The problem with this definition is that it is too vague (although that is somewhat of necessity due to being general advice). Someone can, by the letter (but not the spirit) of that rule, argue that their program can resume normal operations immediately outside of that function call (to e.g. handle a "file not found" or a "input string was not a number" type of error that really ought to be checked a different way).
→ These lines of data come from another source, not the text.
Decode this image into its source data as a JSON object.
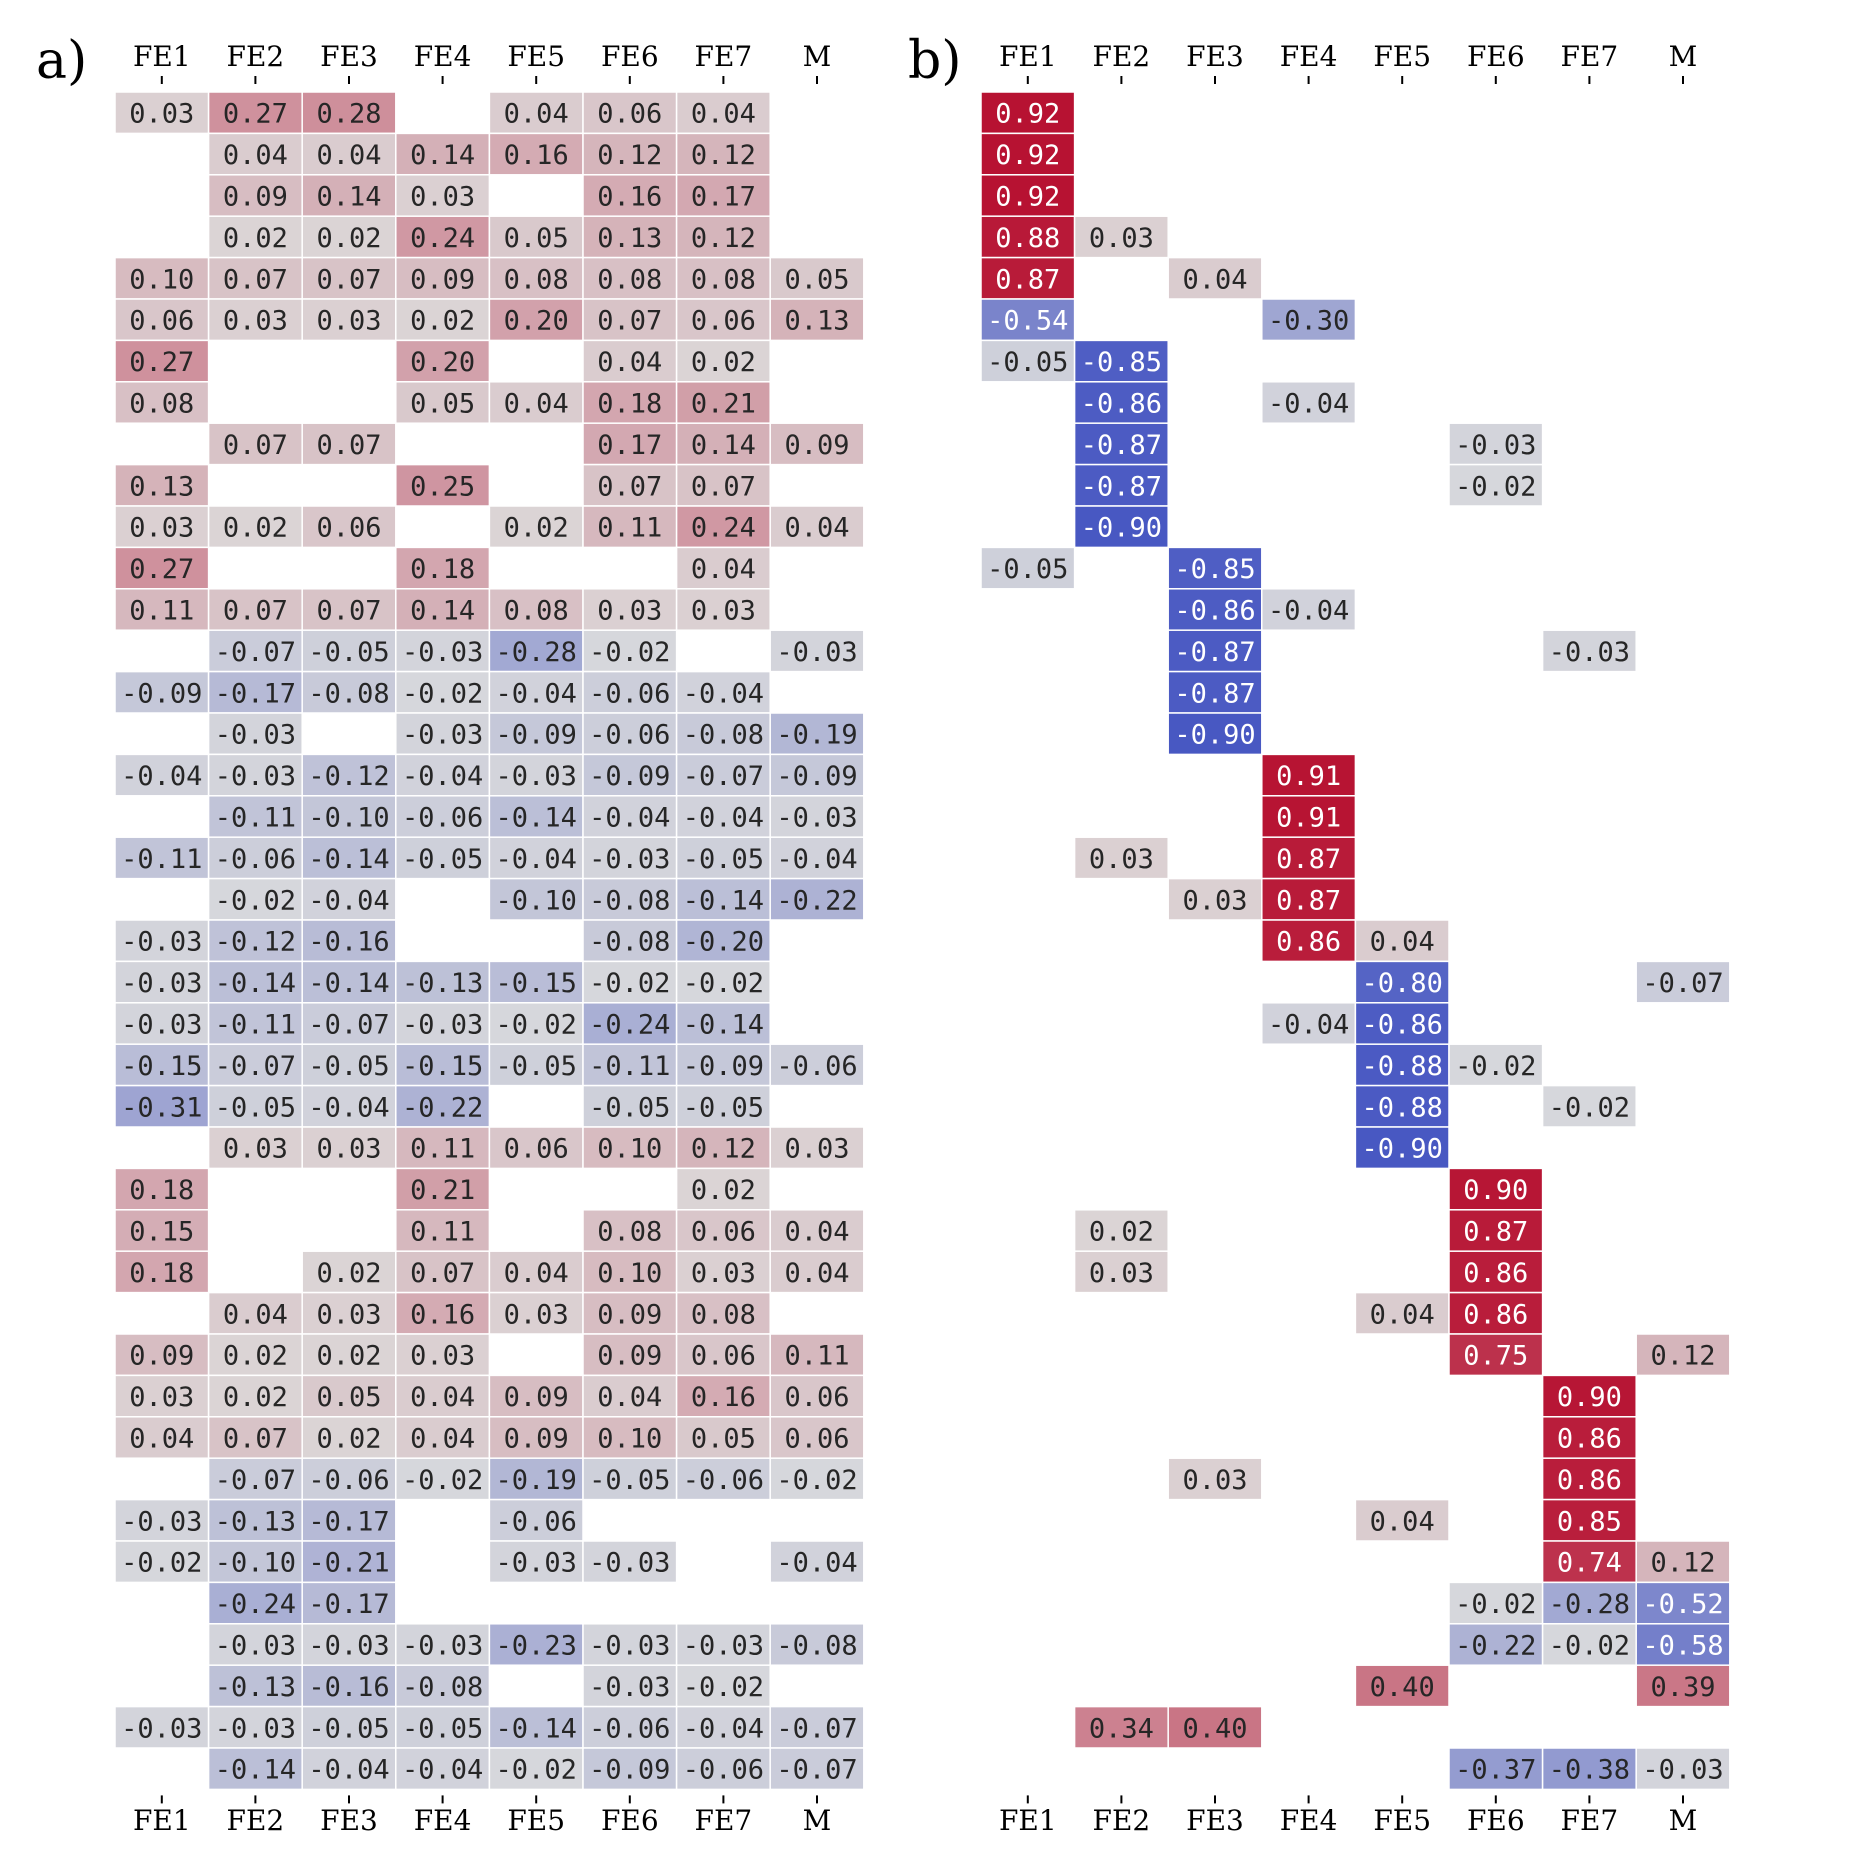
{
  "chart_data": [
    {
      "type": "heatmap",
      "panel_label": "a)",
      "columns": [
        "FE1",
        "FE2",
        "FE3",
        "FE4",
        "FE5",
        "FE6",
        "FE7",
        "M"
      ],
      "color_scale": {
        "min": -1,
        "max": 1,
        "negative": "#3b4cc0",
        "neutral": "#dddddd",
        "positive": "#b40426"
      },
      "blank_threshold": 0.02,
      "values": [
        [
          "0.03",
          "0.27",
          "0.28",
          "",
          "0.04",
          "0.06",
          "0.04",
          ""
        ],
        [
          "",
          "0.04",
          "0.04",
          "0.14",
          "0.16",
          "0.12",
          "0.12",
          ""
        ],
        [
          "",
          "0.09",
          "0.14",
          "0.03",
          "",
          "0.16",
          "0.17",
          ""
        ],
        [
          "",
          "0.02",
          "0.02",
          "0.24",
          "0.05",
          "0.13",
          "0.12",
          ""
        ],
        [
          "0.10",
          "0.07",
          "0.07",
          "0.09",
          "0.08",
          "0.08",
          "0.08",
          "0.05"
        ],
        [
          "0.06",
          "0.03",
          "0.03",
          "0.02",
          "0.20",
          "0.07",
          "0.06",
          "0.13"
        ],
        [
          "0.27",
          "",
          "",
          "0.20",
          "",
          "0.04",
          "0.02",
          ""
        ],
        [
          "0.08",
          "",
          "",
          "0.05",
          "0.04",
          "0.18",
          "0.21",
          ""
        ],
        [
          "",
          "0.07",
          "0.07",
          "",
          "",
          "0.17",
          "0.14",
          "0.09"
        ],
        [
          "0.13",
          "",
          "",
          "0.25",
          "",
          "0.07",
          "0.07",
          ""
        ],
        [
          "0.03",
          "0.02",
          "0.06",
          "",
          "0.02",
          "0.11",
          "0.24",
          "0.04"
        ],
        [
          "0.27",
          "",
          "",
          "0.18",
          "",
          "",
          "0.04",
          ""
        ],
        [
          "0.11",
          "0.07",
          "0.07",
          "0.14",
          "0.08",
          "0.03",
          "0.03",
          ""
        ],
        [
          "",
          "-0.07",
          "-0.05",
          "-0.03",
          "-0.28",
          "-0.02",
          "",
          "-0.03"
        ],
        [
          "-0.09",
          "-0.17",
          "-0.08",
          "-0.02",
          "-0.04",
          "-0.06",
          "-0.04",
          ""
        ],
        [
          "",
          "-0.03",
          "",
          "-0.03",
          "-0.09",
          "-0.06",
          "-0.08",
          "-0.19"
        ],
        [
          "-0.04",
          "-0.03",
          "-0.12",
          "-0.04",
          "-0.03",
          "-0.09",
          "-0.07",
          "-0.09"
        ],
        [
          "",
          "-0.11",
          "-0.10",
          "-0.06",
          "-0.14",
          "-0.04",
          "-0.04",
          "-0.03"
        ],
        [
          "-0.11",
          "-0.06",
          "-0.14",
          "-0.05",
          "-0.04",
          "-0.03",
          "-0.05",
          "-0.04"
        ],
        [
          "",
          "-0.02",
          "-0.04",
          "",
          "-0.10",
          "-0.08",
          "-0.14",
          "-0.22"
        ],
        [
          "-0.03",
          "-0.12",
          "-0.16",
          "",
          "",
          "-0.08",
          "-0.20",
          ""
        ],
        [
          "-0.03",
          "-0.14",
          "-0.14",
          "-0.13",
          "-0.15",
          "-0.02",
          "-0.02",
          ""
        ],
        [
          "-0.03",
          "-0.11",
          "-0.07",
          "-0.03",
          "-0.02",
          "-0.24",
          "-0.14",
          ""
        ],
        [
          "-0.15",
          "-0.07",
          "-0.05",
          "-0.15",
          "-0.05",
          "-0.11",
          "-0.09",
          "-0.06"
        ],
        [
          "-0.31",
          "-0.05",
          "-0.04",
          "-0.22",
          "",
          "-0.05",
          "-0.05",
          ""
        ],
        [
          "",
          "0.03",
          "0.03",
          "0.11",
          "0.06",
          "0.10",
          "0.12",
          "0.03"
        ],
        [
          "0.18",
          "",
          "",
          "0.21",
          "",
          "",
          "0.02",
          ""
        ],
        [
          "0.15",
          "",
          "",
          "0.11",
          "",
          "0.08",
          "0.06",
          "0.04"
        ],
        [
          "0.18",
          "",
          "0.02",
          "0.07",
          "0.04",
          "0.10",
          "0.03",
          "0.04"
        ],
        [
          "",
          "0.04",
          "0.03",
          "0.16",
          "0.03",
          "0.09",
          "0.08",
          ""
        ],
        [
          "0.09",
          "0.02",
          "0.02",
          "0.03",
          "",
          "0.09",
          "0.06",
          "0.11"
        ],
        [
          "0.03",
          "0.02",
          "0.05",
          "0.04",
          "0.09",
          "0.04",
          "0.16",
          "0.06"
        ],
        [
          "0.04",
          "0.07",
          "0.02",
          "0.04",
          "0.09",
          "0.10",
          "0.05",
          "0.06"
        ],
        [
          "",
          "-0.07",
          "-0.06",
          "-0.02",
          "-0.19",
          "-0.05",
          "-0.06",
          "-0.02"
        ],
        [
          "-0.03",
          "-0.13",
          "-0.17",
          "",
          "-0.06",
          "",
          "",
          ""
        ],
        [
          "-0.02",
          "-0.10",
          "-0.21",
          "",
          "-0.03",
          "-0.03",
          "",
          "-0.04"
        ],
        [
          "",
          "-0.24",
          "-0.17",
          "",
          "",
          "",
          "",
          ""
        ],
        [
          "",
          "-0.03",
          "-0.03",
          "-0.03",
          "-0.23",
          "-0.03",
          "-0.03",
          "-0.08"
        ],
        [
          "",
          "-0.13",
          "-0.16",
          "-0.08",
          "",
          "-0.03",
          "-0.02",
          ""
        ],
        [
          "-0.03",
          "-0.03",
          "-0.05",
          "-0.05",
          "-0.14",
          "-0.06",
          "-0.04",
          "-0.07"
        ],
        [
          "",
          "-0.14",
          "-0.04",
          "-0.04",
          "-0.02",
          "-0.09",
          "-0.06",
          "-0.07"
        ]
      ]
    },
    {
      "type": "heatmap",
      "panel_label": "b)",
      "columns": [
        "FE1",
        "FE2",
        "FE3",
        "FE4",
        "FE5",
        "FE6",
        "FE7",
        "M"
      ],
      "color_scale": {
        "min": -1,
        "max": 1,
        "negative": "#3b4cc0",
        "neutral": "#dddddd",
        "positive": "#b40426"
      },
      "blank_threshold": 0.02,
      "values": [
        [
          "0.92",
          "",
          "",
          "",
          "",
          "",
          "",
          ""
        ],
        [
          "0.92",
          "",
          "",
          "",
          "",
          "",
          "",
          ""
        ],
        [
          "0.92",
          "",
          "",
          "",
          "",
          "",
          "",
          ""
        ],
        [
          "0.88",
          "0.03",
          "",
          "",
          "",
          "",
          "",
          ""
        ],
        [
          "0.87",
          "",
          "0.04",
          "",
          "",
          "",
          "",
          ""
        ],
        [
          "-0.54",
          "",
          "",
          "-0.30",
          "",
          "",
          "",
          ""
        ],
        [
          "-0.05",
          "-0.85",
          "",
          "",
          "",
          "",
          "",
          ""
        ],
        [
          "",
          "-0.86",
          "",
          "-0.04",
          "",
          "",
          "",
          ""
        ],
        [
          "",
          "-0.87",
          "",
          "",
          "",
          "-0.03",
          "",
          ""
        ],
        [
          "",
          "-0.87",
          "",
          "",
          "",
          "-0.02",
          "",
          ""
        ],
        [
          "",
          "-0.90",
          "",
          "",
          "",
          "",
          "",
          ""
        ],
        [
          "-0.05",
          "",
          "-0.85",
          "",
          "",
          "",
          "",
          ""
        ],
        [
          "",
          "",
          "-0.86",
          "-0.04",
          "",
          "",
          "",
          ""
        ],
        [
          "",
          "",
          "-0.87",
          "",
          "",
          "",
          "-0.03",
          ""
        ],
        [
          "",
          "",
          "-0.87",
          "",
          "",
          "",
          "",
          ""
        ],
        [
          "",
          "",
          "-0.90",
          "",
          "",
          "",
          "",
          ""
        ],
        [
          "",
          "",
          "",
          "0.91",
          "",
          "",
          "",
          ""
        ],
        [
          "",
          "",
          "",
          "0.91",
          "",
          "",
          "",
          ""
        ],
        [
          "",
          "0.03",
          "",
          "0.87",
          "",
          "",
          "",
          ""
        ],
        [
          "",
          "",
          "0.03",
          "0.87",
          "",
          "",
          "",
          ""
        ],
        [
          "",
          "",
          "",
          "0.86",
          "0.04",
          "",
          "",
          ""
        ],
        [
          "",
          "",
          "",
          "",
          "-0.80",
          "",
          "",
          "-0.07"
        ],
        [
          "",
          "",
          "",
          "-0.04",
          "-0.86",
          "",
          "",
          ""
        ],
        [
          "",
          "",
          "",
          "",
          "-0.88",
          "-0.02",
          "",
          ""
        ],
        [
          "",
          "",
          "",
          "",
          "-0.88",
          "",
          "-0.02",
          ""
        ],
        [
          "",
          "",
          "",
          "",
          "-0.90",
          "",
          "",
          ""
        ],
        [
          "",
          "",
          "",
          "",
          "",
          "0.90",
          "",
          ""
        ],
        [
          "",
          "0.02",
          "",
          "",
          "",
          "0.87",
          "",
          ""
        ],
        [
          "",
          "0.03",
          "",
          "",
          "",
          "0.86",
          "",
          ""
        ],
        [
          "",
          "",
          "",
          "",
          "0.04",
          "0.86",
          "",
          ""
        ],
        [
          "",
          "",
          "",
          "",
          "",
          "0.75",
          "",
          "0.12"
        ],
        [
          "",
          "",
          "",
          "",
          "",
          "",
          "0.90",
          ""
        ],
        [
          "",
          "",
          "",
          "",
          "",
          "",
          "0.86",
          ""
        ],
        [
          "",
          "",
          "0.03",
          "",
          "",
          "",
          "0.86",
          ""
        ],
        [
          "",
          "",
          "",
          "",
          "0.04",
          "",
          "0.85",
          ""
        ],
        [
          "",
          "",
          "",
          "",
          "",
          "",
          "0.74",
          "0.12"
        ],
        [
          "",
          "",
          "",
          "",
          "",
          "-0.02",
          "-0.28",
          "-0.52"
        ],
        [
          "",
          "",
          "",
          "",
          "",
          "-0.22",
          "-0.02",
          "-0.58"
        ],
        [
          "",
          "",
          "",
          "",
          "0.40",
          "",
          "",
          "0.39"
        ],
        [
          "",
          "0.34",
          "0.40",
          "",
          "",
          "",
          "",
          ""
        ],
        [
          "",
          "",
          "",
          "",
          "",
          "-0.37",
          "-0.38",
          "-0.03"
        ]
      ]
    }
  ]
}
And while it is true that unhandled exceptions terminate the program, that is always a logic error, programs should handle all exceptions that may be thrown. Terminating the program when an exception is thrown is valid only under -fno-exceptions (in Boost you'd do that by providing a suitable definition for boost::throw_exception). >
The argument for the "truly exceptional" case is that since exceptions should never normally happen, there's no reasonable way to resume normal operations (e.g. data structures might be in an inconsistent state if an exception was thrown mid-mutation). If everything uses the strong exception guarantee all the way down, or you can otherwise guarantee that you've destroyed all data structures that might have been mutated by the exception-generating codepath, then it may be safe to continue. But this is a more difficult bar to meet than "exceptions should never happen, just die" -- and it's easy to get it wrong and continue running with inconsistent data that acts as a time-bomb for later misbehaviour or incorrect calculations.